Nell'Africa del nord i Beduini sono considerati comunemente Arabi, e ad essi viene contrapposto l'elemento berbero, rappresentato come sedentario e pacifico. Ciò è vero solo in linea generale. Le popolazioni arabe dell'Africa settentrionale risalgono in gran parte alle selvagge irreducibili tribù dei Benī Hilāl e dei Benī Sulaim (v.), che portarono in mezzo all'elemento berbero disordine e disgregazione e quindi accentuarono il nomadismo. Ma anche fra i Berberi vi sono stati e vi sono gruppi nomadi, come i famosi Tuāreg.
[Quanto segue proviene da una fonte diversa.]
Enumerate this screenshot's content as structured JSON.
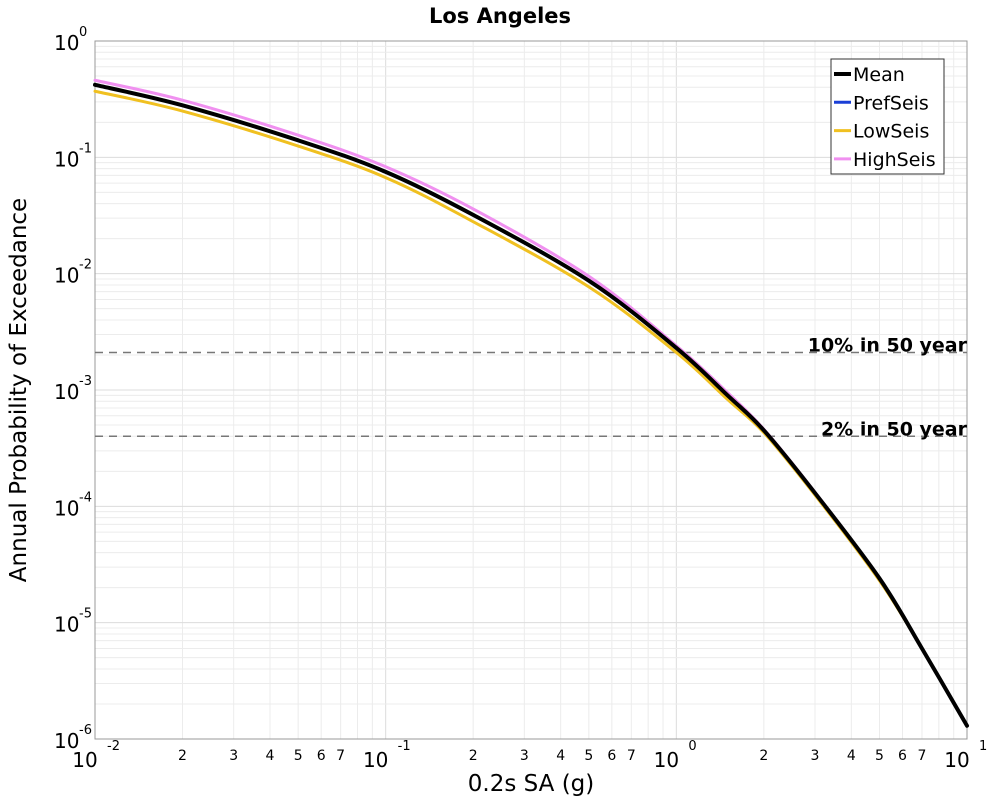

E quanto al loro atteggiamento di fronte alla civiltà importata, alcune popolazioni berbere, come, fra le nostre, i Berberi Nefūsah, gli abitanti di Ghadāmes, di Augila, ecc., hanno tendenza a viver quiete e ad accogliere con piacere le nuove forme di vita, in difesa delle quali alcune hanno anche valorosamente combattuto; mentre altre, ad es. quelle del Rīf, di qualche zona dell'Atlante, ecc., si sono mostrate finora ostili ai vincoli del viver civile.

Circa la vita e il costume dei Beduini, v. arabia: Etnologia.
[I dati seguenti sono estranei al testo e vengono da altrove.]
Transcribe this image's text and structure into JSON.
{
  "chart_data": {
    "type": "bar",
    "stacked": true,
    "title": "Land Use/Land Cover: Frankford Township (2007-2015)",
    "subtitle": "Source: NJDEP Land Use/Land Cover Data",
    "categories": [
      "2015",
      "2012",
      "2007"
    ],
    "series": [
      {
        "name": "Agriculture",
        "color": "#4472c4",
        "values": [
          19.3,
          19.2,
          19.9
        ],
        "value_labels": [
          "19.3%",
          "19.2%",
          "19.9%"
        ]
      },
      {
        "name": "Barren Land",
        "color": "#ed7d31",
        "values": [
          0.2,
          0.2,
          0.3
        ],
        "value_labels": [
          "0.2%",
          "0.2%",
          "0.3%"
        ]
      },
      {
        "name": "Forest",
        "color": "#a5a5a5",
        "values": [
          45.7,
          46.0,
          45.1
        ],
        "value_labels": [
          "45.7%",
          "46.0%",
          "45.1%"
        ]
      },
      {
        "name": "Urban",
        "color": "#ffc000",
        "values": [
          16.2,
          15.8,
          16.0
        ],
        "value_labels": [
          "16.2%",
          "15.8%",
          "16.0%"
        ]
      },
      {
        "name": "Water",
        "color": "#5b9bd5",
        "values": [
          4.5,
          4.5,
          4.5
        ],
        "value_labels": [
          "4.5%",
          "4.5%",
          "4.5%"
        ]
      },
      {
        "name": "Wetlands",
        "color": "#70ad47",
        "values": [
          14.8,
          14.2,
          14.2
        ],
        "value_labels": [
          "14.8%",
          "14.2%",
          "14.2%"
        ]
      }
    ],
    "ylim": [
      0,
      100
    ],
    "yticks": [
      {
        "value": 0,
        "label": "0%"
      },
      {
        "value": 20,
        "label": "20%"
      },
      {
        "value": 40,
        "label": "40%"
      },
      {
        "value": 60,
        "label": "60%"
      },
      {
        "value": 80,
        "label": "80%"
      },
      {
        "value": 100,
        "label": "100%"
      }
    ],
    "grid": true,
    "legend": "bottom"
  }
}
Bibl.: Oltre all'art. già citato ed oltre alle opere di viaggiatori in Arabia (particolarmente Burckhardt, Doughty, Jaussen e Musil), G. Jacob, Altarabisches Beduinenleben, 2ª ed., Berlino 1897; H. Lammens, Le berceau de l'Islam, Roma 1913; C. A. Nallino, Sulla costituzione delle tribù arabe prima dell'islamismo, in Nuova Antologia, Roma 15 ottobre 1893, pp. 614-637. Per l'Africa settentrionale: E. Daumas, La vie arabe et la société musulmane, Parigi 1869; G. Marçais, Les Arabes en Berbérie du XIe au XIVe siècle, Parigi 1913.